「やめられる・とめられる」規制(Cルビー工場視察)

下宮 憲二

こんにちは、広島事務所の下宮憲二です。

 私が、弁護士会の公害対策委員会に在籍していることは以前このブログでも触れさせて頂きました(原発建設の関所(原発建設への首相発言))。今回は、冬企画と言う事で、Cルビーの工場視察へ行って参りました。

 Cルビーと言えば、「やめられない・とまらない」で有名なえびせんをはじめ、ポテトチップスなど全国的に知名度の高い会社です。しかし、Cルビーが広島発祥の会社であることをご存知の方は少ないのではないでしょうか。私も、広島で暮らすようになるまで知りませんでした。こんな有名企業が広島に工場を持っているとなると、我が委員会としても視察しない訳にはいきません。広島のとある業界に精通している副委員長の尽力のもと、視察させて頂けることになりました。

 委員会の目的は、もちろん公害対策の在り方です。スナック工場に行けば、お菓子が食べられるなんていうよこしまな考えからでは決してありません。広島の大企業がいかに公害対策を施しているのか、IAEAの査察さながらに目を光らせていたはずですが、私は小学生になった気分でした。工場の中は、非日常の世界。わくわくしながら見ていました。例えば、作業員の方は、宇宙ステーションへの搭乗員さながらエアークリーナーによるチェックを受けます。また、えびせんが小袋に分けられる過程などは、まるでロボットが自ら意思を有しているかのようなSFさながらのシステムです。案内係の方も手慣れたもので、随所にクイズが入ります。この工場で一日に使用されるエビの量は、How much? えびせんが出来上がるまでの時間は、How long? 工場における全従業員の数は、How many? など視察する人を飽きさせないもてなしが用意されていました。

 そんな中、驚愕の事実が判明しました。なんと、あのえびせん、カリッとサクサクのあの触感を実現しているのは、油で揚げているのではなく、煎ることによってなされていたのでした。
ポテトチップスなどは油で揚げてあるのですが、えびせんをはじめとする一部の商品は揚げてありません。エビのすり身と小麦粉を混ぜたお餅のような生地を薄く延ばし、マカロニのような状態にカチカチに乾燥させてから煎られます。煎られたえびせんは、宇宙戦艦ヤマトの波動砲を彷彿させる、長さが5メートル程、直径が1メートル程ある、回転する筒の中を何本も通り、塩と油で味付けされながら出来あがってきます。そして、生まれたてサックサクのえびせんを試食させて頂きました。ホカホカで歯ごたえのある、これまで経験したことのないえびせんでした。出来たてだけにまだ塩と油が馴染んでいませんが、そのことが出来たて感をよりいっそう引き立てます。
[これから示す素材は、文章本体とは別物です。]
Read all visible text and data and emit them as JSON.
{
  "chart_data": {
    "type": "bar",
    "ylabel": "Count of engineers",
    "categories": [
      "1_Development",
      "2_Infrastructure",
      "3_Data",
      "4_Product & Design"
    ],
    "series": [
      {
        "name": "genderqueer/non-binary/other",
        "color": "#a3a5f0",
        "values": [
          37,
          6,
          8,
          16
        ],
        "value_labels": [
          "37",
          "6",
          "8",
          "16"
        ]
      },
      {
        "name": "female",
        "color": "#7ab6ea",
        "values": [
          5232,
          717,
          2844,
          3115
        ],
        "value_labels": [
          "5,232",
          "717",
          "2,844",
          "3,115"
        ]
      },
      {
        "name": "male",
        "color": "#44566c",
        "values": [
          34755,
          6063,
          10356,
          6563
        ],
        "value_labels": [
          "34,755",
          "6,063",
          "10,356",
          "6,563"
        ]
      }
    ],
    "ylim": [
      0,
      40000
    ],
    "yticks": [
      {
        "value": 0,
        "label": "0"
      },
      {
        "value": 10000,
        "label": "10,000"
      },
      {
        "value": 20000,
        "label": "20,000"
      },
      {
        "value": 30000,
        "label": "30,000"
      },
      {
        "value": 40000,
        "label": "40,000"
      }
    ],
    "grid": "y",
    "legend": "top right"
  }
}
出来たてを食べる醍醐味は、視察でしか味わうことが出来ないものではないでしょうか。

 最後に、質疑応答の時間があったのですが、すかさず委員のひとりからこれだけ大量のエビを使用しているとなるとそこから生じる殻の処理はどうなっているのかという鋭い質問がありました。

 しかし、えびせんは殻ごとすり身にして製品化されているため、殻は排出されないともっともな回答がなされました。

 また、広島で生産されている製品は袋のある部分をみるとそれが揚げてあるのか煎ってあるのか一目でわかるようになっているとのこと。さらに、高級えびせんなるものがとあるデパートでしか販売されていないとのことでした。

 私は、体脂肪率をライバルのイチロー選手に近付けたいとの思いからスナック菓子は普段食べません。しかし、視察後は、ついついお店でCルビーの製品を手にするようになってしまいました。ミイラ取りがミイラになった感じです。木下代表弁護士もその魅力に魅せられているようです(勝手に選ぶ地域限定版「じゃがりこ」のお薦めランキングと大阪の美味しい「中之島ビーフサンド」)。

 たばこについては、高い税金が課せられ、パッケージには健康を害する危険性があることを表記するようになっています。ある国では、国民の健康に配慮してカロリーの高い菓子に課税されるいわゆるポテトチップス税が導入される動きがあります。そうすると、スナック菓子にもいずれ警告文の表記が義務づけられるようになるかもしれませんし、カロリーの高いスナックを大量に生産することはある意味食品公害となり得るのかもしれません。その意味で、我が委員会の視察は、非常に先見性のあるものだったと後世の歴史家は評価するかもしれません。

 「やめられない・とまらない」ほどの製品には、いつの日か、そのおいしさ故に「やめられる・とめられる」程度への規制が強いられるのかもしれませんね。